Edith Suschitzky, ebrea viennese comunista, ha vissuto profondamente il periodo tra le due guerre, in cui gli ideali del comunismo e del pensiero marxista sono stati vissuti da un’intera generazione intellettuale come una speranza di cambiamento rivoluzionario della società capitalistica e un antidoto al nazismo e al fascismo. Edith, cresciuta in una famiglia viennese socialdemocratica, studia fotografia al Bauhaus e pratica subito una ricerca estetica in profondo contatto con i problemi sociali del suo paese.
Disoccupazione, scioperi e attivismo politico della sinistra saranno i soggetti privilegiati dei suoi scatti fotografici in bianco e nero.
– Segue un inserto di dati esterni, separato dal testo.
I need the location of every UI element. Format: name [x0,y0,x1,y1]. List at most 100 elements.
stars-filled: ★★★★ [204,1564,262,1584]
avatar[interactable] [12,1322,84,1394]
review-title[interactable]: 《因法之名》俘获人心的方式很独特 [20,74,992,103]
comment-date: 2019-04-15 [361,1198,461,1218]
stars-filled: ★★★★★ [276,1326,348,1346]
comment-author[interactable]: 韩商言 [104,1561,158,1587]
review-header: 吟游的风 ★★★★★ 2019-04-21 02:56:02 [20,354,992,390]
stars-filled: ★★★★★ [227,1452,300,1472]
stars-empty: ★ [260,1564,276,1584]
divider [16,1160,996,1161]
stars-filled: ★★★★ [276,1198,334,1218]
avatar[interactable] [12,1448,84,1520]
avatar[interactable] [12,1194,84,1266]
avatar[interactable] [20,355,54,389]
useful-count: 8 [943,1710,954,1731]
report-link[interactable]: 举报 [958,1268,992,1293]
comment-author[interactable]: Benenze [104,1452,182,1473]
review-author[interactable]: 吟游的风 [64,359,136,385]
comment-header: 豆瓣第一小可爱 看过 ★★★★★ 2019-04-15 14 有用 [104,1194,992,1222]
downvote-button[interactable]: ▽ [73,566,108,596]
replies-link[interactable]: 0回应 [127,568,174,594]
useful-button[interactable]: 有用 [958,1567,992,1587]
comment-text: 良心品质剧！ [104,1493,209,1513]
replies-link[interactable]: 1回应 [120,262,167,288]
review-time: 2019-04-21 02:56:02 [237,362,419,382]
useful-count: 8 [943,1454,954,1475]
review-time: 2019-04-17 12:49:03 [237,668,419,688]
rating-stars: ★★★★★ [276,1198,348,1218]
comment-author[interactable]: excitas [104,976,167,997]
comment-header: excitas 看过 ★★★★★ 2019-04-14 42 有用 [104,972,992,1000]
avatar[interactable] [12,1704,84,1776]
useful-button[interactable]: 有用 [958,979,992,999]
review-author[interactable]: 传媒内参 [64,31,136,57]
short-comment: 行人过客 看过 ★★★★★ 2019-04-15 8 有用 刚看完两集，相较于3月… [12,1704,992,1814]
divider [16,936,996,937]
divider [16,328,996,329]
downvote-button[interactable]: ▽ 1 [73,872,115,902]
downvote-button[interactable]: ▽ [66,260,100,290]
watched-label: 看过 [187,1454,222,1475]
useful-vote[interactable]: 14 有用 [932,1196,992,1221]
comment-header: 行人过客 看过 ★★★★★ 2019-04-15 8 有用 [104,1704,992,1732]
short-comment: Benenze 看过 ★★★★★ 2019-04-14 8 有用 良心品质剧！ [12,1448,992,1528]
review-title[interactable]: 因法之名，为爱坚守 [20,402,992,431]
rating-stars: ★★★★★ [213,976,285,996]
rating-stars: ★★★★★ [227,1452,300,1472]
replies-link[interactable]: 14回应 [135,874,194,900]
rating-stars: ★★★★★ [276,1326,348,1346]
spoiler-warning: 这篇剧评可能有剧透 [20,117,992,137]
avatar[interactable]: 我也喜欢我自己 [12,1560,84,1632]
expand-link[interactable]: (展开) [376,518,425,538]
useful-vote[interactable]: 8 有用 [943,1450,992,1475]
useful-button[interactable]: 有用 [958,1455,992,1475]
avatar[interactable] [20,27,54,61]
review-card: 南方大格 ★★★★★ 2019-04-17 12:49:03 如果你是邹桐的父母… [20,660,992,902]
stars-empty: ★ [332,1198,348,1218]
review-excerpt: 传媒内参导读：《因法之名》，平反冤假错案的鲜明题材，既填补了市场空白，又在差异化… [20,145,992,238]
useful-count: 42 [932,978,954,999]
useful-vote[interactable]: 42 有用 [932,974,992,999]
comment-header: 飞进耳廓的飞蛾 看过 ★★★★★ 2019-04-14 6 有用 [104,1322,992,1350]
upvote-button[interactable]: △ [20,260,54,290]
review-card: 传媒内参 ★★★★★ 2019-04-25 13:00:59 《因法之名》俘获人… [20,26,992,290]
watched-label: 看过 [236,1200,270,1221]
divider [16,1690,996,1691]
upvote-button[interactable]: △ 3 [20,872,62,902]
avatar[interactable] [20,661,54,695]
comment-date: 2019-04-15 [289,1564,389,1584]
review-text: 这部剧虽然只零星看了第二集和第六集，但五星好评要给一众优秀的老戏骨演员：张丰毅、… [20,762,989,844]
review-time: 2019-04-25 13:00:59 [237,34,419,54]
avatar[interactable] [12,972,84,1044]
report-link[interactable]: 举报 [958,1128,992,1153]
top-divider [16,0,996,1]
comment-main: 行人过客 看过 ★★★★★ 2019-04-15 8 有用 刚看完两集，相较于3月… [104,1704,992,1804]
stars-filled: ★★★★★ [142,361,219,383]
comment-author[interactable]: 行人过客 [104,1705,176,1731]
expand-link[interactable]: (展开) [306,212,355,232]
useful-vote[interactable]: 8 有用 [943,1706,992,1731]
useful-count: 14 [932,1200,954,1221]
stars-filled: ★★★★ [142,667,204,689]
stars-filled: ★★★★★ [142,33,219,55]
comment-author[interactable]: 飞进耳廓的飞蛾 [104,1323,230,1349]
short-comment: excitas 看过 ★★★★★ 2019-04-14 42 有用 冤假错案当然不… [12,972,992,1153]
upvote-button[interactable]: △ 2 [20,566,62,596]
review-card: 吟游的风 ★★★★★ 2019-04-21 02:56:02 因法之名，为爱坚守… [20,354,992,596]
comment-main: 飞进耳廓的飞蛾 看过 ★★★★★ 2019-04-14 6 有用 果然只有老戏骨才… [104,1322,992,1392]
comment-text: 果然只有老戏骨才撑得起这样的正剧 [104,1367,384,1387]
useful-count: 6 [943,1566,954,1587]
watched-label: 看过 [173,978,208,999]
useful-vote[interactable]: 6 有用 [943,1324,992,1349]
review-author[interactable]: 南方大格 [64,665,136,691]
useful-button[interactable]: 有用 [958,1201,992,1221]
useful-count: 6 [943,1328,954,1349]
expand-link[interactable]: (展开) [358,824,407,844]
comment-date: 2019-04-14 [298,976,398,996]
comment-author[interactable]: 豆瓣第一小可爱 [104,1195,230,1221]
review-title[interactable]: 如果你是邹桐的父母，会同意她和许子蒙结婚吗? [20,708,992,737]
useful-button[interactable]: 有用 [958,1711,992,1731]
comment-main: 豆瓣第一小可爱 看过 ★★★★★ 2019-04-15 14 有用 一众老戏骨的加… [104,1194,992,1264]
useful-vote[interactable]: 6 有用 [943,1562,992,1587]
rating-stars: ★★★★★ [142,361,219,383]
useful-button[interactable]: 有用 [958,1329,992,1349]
Edith, durante gli anni di formazione viennese, ha incontrato Arnold Deutsch, giovane spia sovietica. Il fidanzamento con Deutsch le ha permesso di entrare a far parte dei servizi segreti russi. Nel 1933 si sposa con il medico Alex Tudor-Hart a Vienna, ma a causa dell’ascesa del nazismo i due giovani coniugi decidono di fuggire in Inghilterra. In Inghilterra il contatto principale per Edith è Litzi Friedmann, amica viennese che aveva sposato Kim Philby.
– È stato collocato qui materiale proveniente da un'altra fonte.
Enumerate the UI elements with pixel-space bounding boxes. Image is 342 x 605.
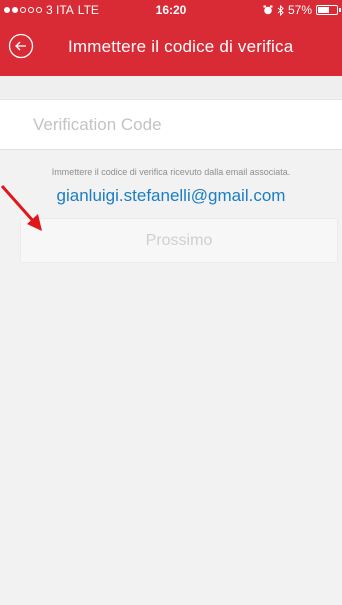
top-spacer	[0, 76, 342, 98]
status-bar: 3 ITA LTE 16:20 57%	[0, 0, 342, 20]
status-right: 57%	[263, 3, 341, 17]
page-title: Immettere il codice di verifica	[68, 37, 294, 56]
alarm-icon	[263, 5, 273, 15]
bluetooth-icon	[277, 4, 284, 16]
battery-percent: 57%	[287, 3, 312, 17]
back-arrow-circle-icon	[8, 33, 34, 59]
battery-icon	[316, 5, 341, 15]
next-button[interactable]: Prossimo	[20, 218, 338, 263]
nav-bar: Immettere il codice di verifica	[0, 20, 342, 76]
back-button[interactable]	[8, 33, 34, 59]
annotation-arrow-icon	[0, 185, 42, 231]
verification-code-input[interactable]	[0, 100, 342, 149]
associated-email: gianluigi.stefanelli@gmail.com	[56, 186, 286, 205]
verification-hint: Immettere il codice di verifica ricevuto…	[51, 167, 291, 177]
verification-code-row	[0, 99, 342, 150]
La Tudor-Hart fa entrare in contatto il KGB e Philby, che diventerà il famoso agente segreto britannico doppiogiochista che lavorò per i russi tra gli anni trenta e sessanta. La fotografa viennese aiutò i russi a reclutare giovani comunisti altoborghesi che, in nome del comunismo, tradirono l’Inghilterra, i cosiddetti Cambridge Five. Personaggio chiave dello spionaggio sovietico a Londra, Edith fece da tramite anche tra il fisico viennese Broda e il KGB. Il Fisico Broda svelò ai sovietici informazioni fondamentali sulle ricerche nucleari in corso sia in Inghilterra che negli Usa.
Il Nipote Jungk ricostruisce la storia di Edith, raccogliendo una serie di interviste, ad esempio, al fratello Wolf e ai nipoti, ad alcuni storici e curatori, ad ex agenti segreti del KGB e, infine, alla direttrice del ONG ‘Memorial’ di Mosca, associazione che difende la memoria delle vittime dello stalinismo. Il ritratto che emerge della Tudor Hart, come viene sottolineato dall’ ex KGB Alexander Vassiliev e dalla direttrice della ONG Irina Scherbakova, rivela che l’artista non era mai stata in Russia e che quindi non aveva visto in opera le nefandezze del regime stalinista. Il significativo e affascinante film di Jungk propone di riaprire un intricato e complesso periodo storico, in cui il nesso tra ideologia e prassi politica, tra fede ideologica, libertà di pensiero e totalitarismi necessita di un approfondimento, in nome della ricerca della verità e della storia morale dei singoli individui, spesso schiacciati da categorie astratte e da una difficoltà reale di conoscenza storica.